A Fortuna como Força do Progresso

Por Diamantino Lourenço Rodrigues de Bártolo

Refletir sobre o valor riqueza, considerado nas suas duas vertentes – material e imaterial –, não é, apenas, um mero exercício de teoria ou retórica política mas, bem pelo contrário, trata-se de analisar os reflexos, para o bem e/ou para o mal, que provoca nas sociedades modernas, não tanto pela influência das mentalidades positivo-materialistas e tecnocratas, e mais pelas possibilidades que proporciona ao desenvolvimento, através do investimento e sua rentabilização, e também pela melhoria de vida que introduz em cada pessoa em particular e à comunidade em geral. Desvalorizar a importância da riqueza, invocar princípios segundo os quais “a riqueza não dá felicidade” e outros conceitos românticos, poderá conduzir à apatia, ao comodismo e, em certas situações, à regressão, ou no mínimo, à estagnação.

O ser humano nasce para o desenvolvimento, para o progresso, para o sucesso e para ter uma vida digna, confortável e dinâmica. Então é necessário que todos tenham idênticas oportunidades, que todos sejam tratados com verdadeira justiça social e segundo as suas capacidades, contributos e méritos. Havendo uma mais justa repartição da riqueza nacional, bens e serviços, um maior número de cidadãos pode aceder às oportunidades que vão surgindo.

Quantas situações existem, em que as pessoas que por elas estão abrangidas, não conseguem, por falta de recursos materiais, beneficiar de estudos superiores e altamente especializados? Quantas pessoas existem que, carentes de meios financeiros, não tratam da saúde convenientemente? Quantas pessoas existem que, por falta de capacidade financeira, não conseguem chegar aos fóruns da justiça para verem resolvidos os seus problemas? Quantas pessoas morrem à fome, por não possuírem verbas suficientes para adquirirem a sua alimentação e de seus dependentes? Quantas pessoas vivem na rua, porque não têm capital para adquirir uma casa, ou até mesmo para alugar uma habitação?
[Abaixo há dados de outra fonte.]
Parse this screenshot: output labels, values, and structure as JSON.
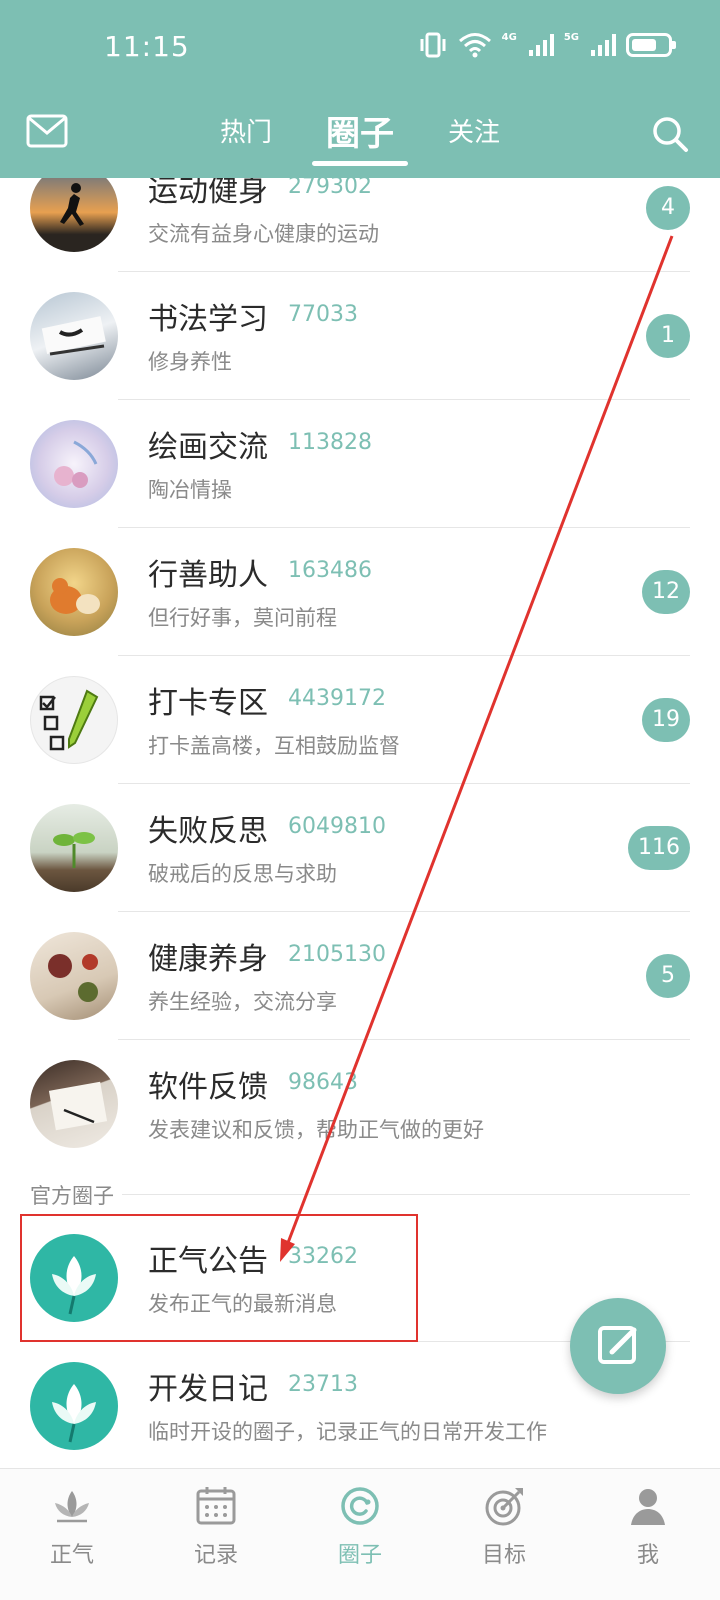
{
  "status_bar": {
    "time": "11:15",
    "signal1_label": "4G",
    "signal2_label": "5G"
  },
  "header": {
    "tabs": [
      {
        "label": "热门",
        "active": false
      },
      {
        "label": "圈子",
        "active": true
      },
      {
        "label": "关注",
        "active": false
      }
    ]
  },
  "circles": [
    {
      "name": "运动健身",
      "count": "279302",
      "desc": "交流有益身心健康的运动",
      "badge": "4"
    },
    {
      "name": "书法学习",
      "count": "77033",
      "desc": "修身养性",
      "badge": "1"
    },
    {
      "name": "绘画交流",
      "count": "113828",
      "desc": "陶冶情操",
      "badge": ""
    },
    {
      "name": "行善助人",
      "count": "163486",
      "desc": "但行好事，莫问前程",
      "badge": "12"
    },
    {
      "name": "打卡专区",
      "count": "4439172",
      "desc": "打卡盖高楼，互相鼓励监督",
      "badge": "19"
    },
    {
      "name": "失败反思",
      "count": "6049810",
      "desc": "破戒后的反思与求助",
      "badge": "116"
    },
    {
      "name": "健康养身",
      "count": "2105130",
      "desc": "养生经验，交流分享",
      "badge": "5"
    },
    {
      "name": "软件反馈",
      "count": "98643",
      "desc": "发表建议和反馈，帮助正气做的更好",
      "badge": ""
    }
  ],
  "official_section": {
    "label": "官方圈子",
    "items": [
      {
        "name": "正气公告",
        "count": "33262",
        "desc": "发布正气的最新消息"
      },
      {
        "name": "开发日记",
        "count": "23713",
        "desc": "临时开设的圈子，记录正气的日常开发工作"
      }
    ]
  },
  "tabbar": [
    {
      "label": "正气",
      "icon": "lotus-icon",
      "active": false
    },
    {
      "label": "记录",
      "icon": "calendar-icon",
      "active": false
    },
    {
      "label": "圈子",
      "icon": "circle-icon",
      "active": true
    },
    {
      "label": "目标",
      "icon": "target-icon",
      "active": false
    },
    {
      "label": "我",
      "icon": "person-icon",
      "active": false
    }
  ],
  "colors": {
    "accent": "#7dbfb3",
    "annotation": "#e0332e"
  }
}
Apesar de todas as insuficiências e injustiças apontadas, entre muitas outras que, infelizmente, seria exaustivo enumerar, a verdade é que as Constituições Políticas garantem o contrário, porém, uma vez mais, o homem, Cidadão-Político, governante não só é insensível aquelas situações, como se manifesta, quantas vezes, um ser injusto para com os seus concidadãos e outros seus semelhantes, mesmo quando, egoistamente, exige aos outros que lhe façam justiça.
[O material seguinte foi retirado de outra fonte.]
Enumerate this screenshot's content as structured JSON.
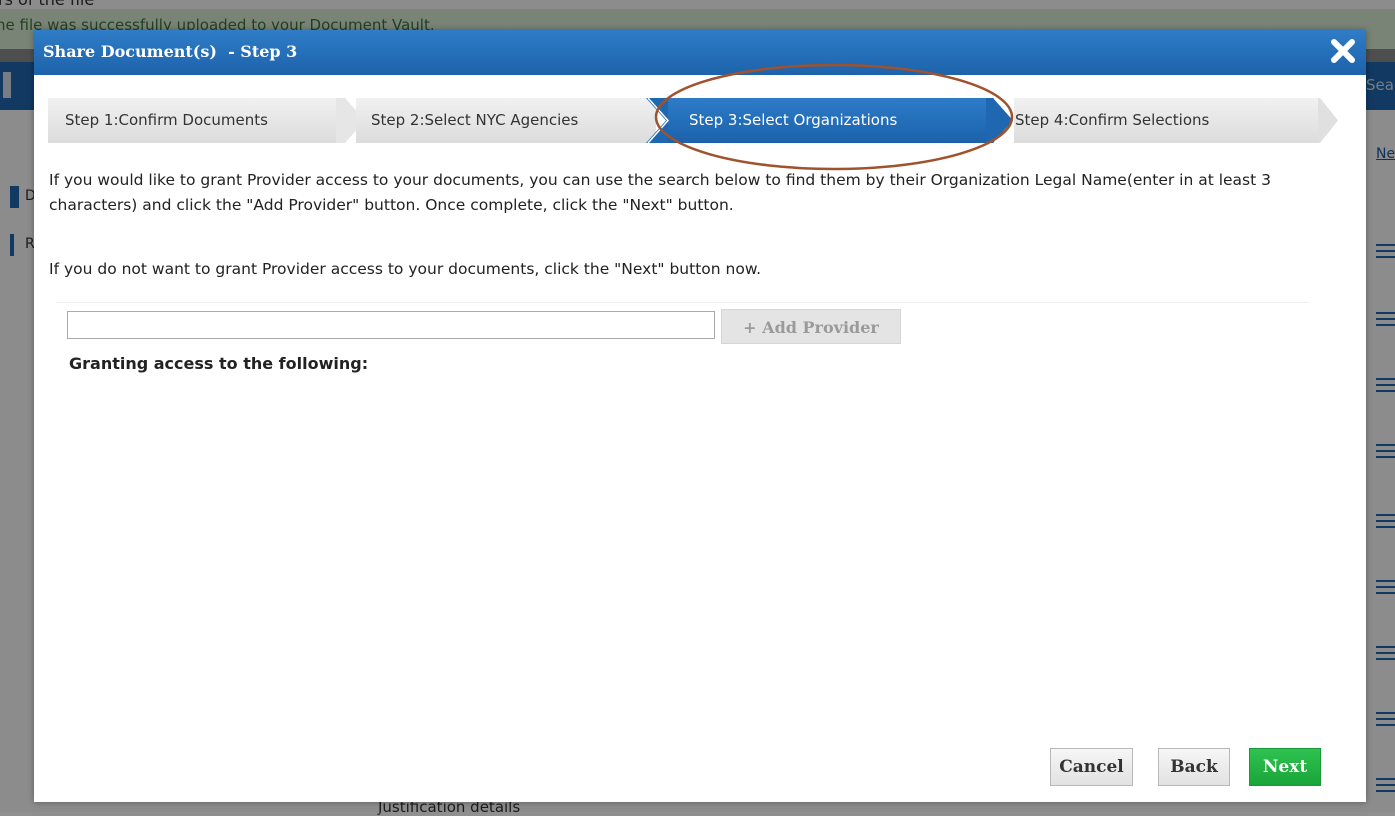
{
  "background": {
    "top_text": "rs of the file",
    "notice": "he file was successfully uploaded to your Document Vault.",
    "search_fragment": "Sea",
    "link_fragment": "Ne",
    "side_label_1": "D",
    "side_label_2": "R",
    "bottom_text": "Justification details"
  },
  "dialog": {
    "title": "Share Document(s)  - Step 3",
    "steps": [
      {
        "label": "Step 1:Confirm Documents",
        "active": false
      },
      {
        "label": "Step 2:Select NYC Agencies",
        "active": false
      },
      {
        "label": "Step 3:Select Organizations",
        "active": true
      },
      {
        "label": "Step 4:Confirm Selections",
        "active": false
      }
    ],
    "instructions": "If you would like to grant Provider access to your documents, you can use the search below to find them by their Organization Legal Name(enter in at least 3 characters) and click the \"Add Provider\" button. Once complete, click the \"Next\" button.",
    "skip_instructions": "If you do not want to grant Provider access to your documents, click the \"Next\" button now.",
    "search": {
      "value": "",
      "placeholder": ""
    },
    "add_provider_label": "+ Add Provider",
    "granting_label": "Granting access to the following:",
    "buttons": {
      "cancel": "Cancel",
      "back": "Back",
      "next": "Next"
    }
  },
  "colors": {
    "title_bar": "#1f68b1",
    "active_step": "#1f68b1",
    "next_button": "#22b044",
    "annotation_circle": "#a0522d"
  },
  "icons": {
    "close": "close-x-icon",
    "menu": "hamburger-menu-icon"
  }
}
Vive-se num mundo e num tempo de injustiças, com características e em quantidades tais que se tornaria fastidioso e mesmo impossível identificá-las e enumerá-las todas. Responsáveis pela prática de tantas e tão diversas injustiças é a sociedade em geral, quer representada nas suas múltiplas instituições, quer em cada cidadão, individualmente considerado.

Determinadas elites podem ser responsabilizadas por muitas injustiças, a nível privado, o mesmo sucede em relação às elites político-governantes que, tendo a obrigação moral e ética de administrar a justiça em todas as suas vertentes, nem sempre o fazem, precisamente, com equidade, proporcionalidade e oportunidade.

Em parte, é certo que o Estado, aqui assumido nos respetivos Órgãos e rostos humanos que os dirigem, têm essa obrigação, torna-se imprescindível a sua intervenção, porque: «De facto o Estado continua a ser um instrumento necessário da justiça e o lugar por excelência do qual os cidadãos esperam justiça e um tratamento igualitário em todas as esferas da sociedade, independentemente do lugar que ocupam na sua estrutura. Compete então ao Estado que se queira democrático intervir no sentido da sociedade se instruir como comunidade política adulta, contribuindo antes de mais para que ela seja justa, solidária e livre.» (ESTEVÃO, 2004: 117).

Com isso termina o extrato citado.